Le parallèle avec le film
Fight Club est évident, et d'ailleurs le roman
99F est sorti en même temps. Ils partagent tous les deux une audace stylistique, plaçant la forme au service de leur sujet. Par leur aspect clipesque, ils se moquent de leur sujet respectif. Mais ce qui change avec
99F, c'est d'abord le background du personnage drogué, et je je trouve qu'on pénètre (encore) plus frontalement que ce dernier dans l'univers de la consommation à travers le domaine de la publicité, montré comme le laboratoire par excellence des désirs inutiles et de la production des consommateurs interchangeables.
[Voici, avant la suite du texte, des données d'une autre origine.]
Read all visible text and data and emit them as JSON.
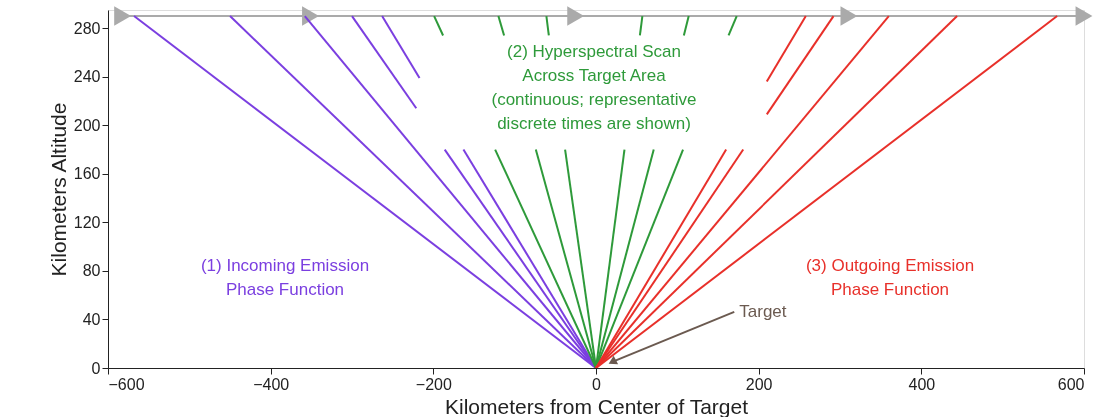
{
  "chart_data": {
    "type": "line",
    "xlabel": "Kilometers from Center of Target",
    "ylabel": "Kilometers Altitude",
    "xlim": [
      -600,
      600
    ],
    "ylim": [
      0,
      295
    ],
    "xticks": [
      -600,
      -400,
      -200,
      0,
      200,
      400,
      600
    ],
    "yticks": [
      0,
      40,
      80,
      120,
      160,
      200,
      240,
      280
    ],
    "grid": false,
    "line_style": "solid",
    "series": [
      {
        "color": "#aaaaaa",
        "marker": "triangle",
        "x": [
          -582,
          -351,
          -25,
          311,
          600
        ],
        "values": [
          290,
          290,
          290,
          290,
          290
        ]
      },
      {
        "color": "#7b3fe0",
        "x": [
          0,
          -568
        ],
        "values": [
          0,
          290
        ]
      },
      {
        "color": "#7b3fe0",
        "x": [
          0,
          -450
        ],
        "values": [
          0,
          290
        ]
      },
      {
        "color": "#7b3fe0",
        "x": [
          0,
          -358
        ],
        "values": [
          0,
          290
        ]
      },
      {
        "color": "#7b3fe0",
        "x": [
          0,
          -186,
          -203,
          -221,
          -300
        ],
        "values": [
          0,
          180,
          null,
          214,
          290
        ]
      },
      {
        "color": "#7b3fe0",
        "x": [
          0,
          -163,
          -190,
          -217,
          -263
        ],
        "values": [
          0,
          180,
          null,
          239,
          290
        ]
      },
      {
        "color": "#2e9a3a",
        "x": [
          0,
          -124,
          -156,
          -188,
          -199
        ],
        "values": [
          0,
          180,
          null,
          274,
          290
        ]
      },
      {
        "color": "#2e9a3a",
        "x": [
          0,
          -74,
          -94,
          -113,
          -120
        ],
        "values": [
          0,
          180,
          null,
          274,
          290
        ]
      },
      {
        "color": "#2e9a3a",
        "x": [
          0,
          -38,
          -48,
          -58,
          -61
        ],
        "values": [
          0,
          180,
          null,
          274,
          290
        ]
      },
      {
        "color": "#2e9a3a",
        "x": [
          0,
          35,
          45,
          54,
          57
        ],
        "values": [
          0,
          180,
          null,
          274,
          290
        ]
      },
      {
        "color": "#2e9a3a",
        "x": [
          0,
          71,
          90,
          108,
          114
        ],
        "values": [
          0,
          180,
          null,
          274,
          290
        ]
      },
      {
        "color": "#2e9a3a",
        "x": [
          0,
          107,
          135,
          163,
          173
        ],
        "values": [
          0,
          180,
          null,
          274,
          290
        ]
      },
      {
        "color": "#e8302a",
        "x": [
          0,
          160,
          185,
          210,
          258
        ],
        "values": [
          0,
          180,
          null,
          236,
          290
        ]
      },
      {
        "color": "#e8302a",
        "x": [
          0,
          181,
          196,
          210,
          292
        ],
        "values": [
          0,
          180,
          null,
          209,
          290
        ]
      },
      {
        "color": "#e8302a",
        "x": [
          0,
          360
        ],
        "values": [
          0,
          290
        ]
      },
      {
        "color": "#e8302a",
        "x": [
          0,
          444
        ],
        "values": [
          0,
          290
        ]
      },
      {
        "color": "#e8302a",
        "x": [
          0,
          567
        ],
        "values": [
          0,
          290
        ]
      }
    ],
    "annotations": [
      "(1)  Incoming  Emission\nPhase  Function",
      "(2)  Hyperspectral  Scan\nAcross  Target  Area\n(continuous;  representative\ndiscrete  times  are  shown)",
      "(3)  Outgoing  Emission\nPhase  Function",
      {
        "text": "Target",
        "x": 20,
        "y": 5
      }
    ]
  }
}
Je trouve qu'il s'agit d'une excellente adaptation du roman, et je la trouve même encore meilleure que ce dernier. Nous y retrouvons bien sûr une conception satyrique, désabusée du monde de la publicité, révélant de manière crue les dessous de ce milieu artificiel, mafieu (génial le clin d'oeil à Leone au
Parrain), ne cherchant qu'à se faire de l'argent sur le dos des consommateurs. Octave, le personnage principal du film, et alter-ego de l'écrivain du roman éponyme (dont certains flashs, conséquences de la prise de drogue, montrent, tels un clin d'oeil sympa, cette identité Octave-écrivain), se prend lui-même pour le maître du monde (cette séquence de la Passion !). Mais le film s'écarte pas mal du roman sur ce point précis : la relation entre Octave (interprété par un Jean Dujardin incarnant à la perfection ce génie arrogant qui se fout de la gueule du monde) et Sophie est resserrée de telle manière qu'on a toujours une petite distance critique avec Octave, un connard pathétique, certes amusant, mais un connard quand même.
Pour figurer tout ça, nous avons droit à mille inventions stylistiques à la minute. C'est un vrai régal. Et cette débauche délirante n'est pas gratuite, mais nous montre l'utilisation du spectateur/consommateur à son insu, le pouvoir de l'image sur son subconscient. La drogue (avec un passage avec Jan Kounen qui intervient comme une sorte de témoignage personnel bien moins lourd que dans
Blueberry...) et la publicité ne sont pas prises à la légère, mais elles nous sont montrées bien souvent de manière sale, dégradante. Ainsi, les publicitaires sont de gros branleurs qui doivent donner une apparence de façade à la maison de publicité, et surtout aux clients. Pour faire vendre, les publicités doivent être consensuelles, avec ses clichés habituels, carrées, formatées à mort, et surtout, ne pas oublier que le consommateur ne vaut pas mieux qu'un produit.
Mais un petit groupe de publicitaires finit par sortir du lot (Octave en fait potentiellement partie). Ils veulent faire de l'art en continuant ce qu'ils faisaient, mais cette fois-ci en ne prenant pas les gens pour des cons, en jouant sur les différents degrés. Ce double visage qui habite tout publicitaire possédant encore du recul par rapport à l'hypocrisie ambiante de leur milieu de travail est à mettre en parallèle avec la fin du film, véritable mise à l'épreuve du spectateur : ce dernier veut-il une fin cash, sans concessions, qui ne le prend pas pour un con, en faisant tuer Octave, en grande partie responsable de la manière dont fonctionne aujourd'hui le monde de consommation, ou bien préfère-t-il une fin plus consensuelle, en faisant réagir l'identité d'Octave, jusqu'à le faire vivre une expérience typée
Nouveau Monde, reflet d'une vie plus simple, plus naturelle, plus saine pour l'individu ? Bref, le cliché du paradis terrestre (rapidement d'ailleurs débouté à travers une séquence, encore une fois, très bien pensée).
Pour conclure,
99F n'est pas juste une critique acerbe de la publicité. Il dévoile également les dessous de la société de consommation, en nous montrant que derrière le choix cornélien stupide et sans intérêt entre deux produits égaux en qualité mais différents par la marque tels le yaourt (à voir aussi : la merveilleuse mise en scène des tics des plus mauvaises publicités avec la reprise parodique de la publicité Kinder) du consommateur lambda, se cache toute une chaîne de production animale et végétale vivant dans des conditions ignobles, pour notre seul bénéfice.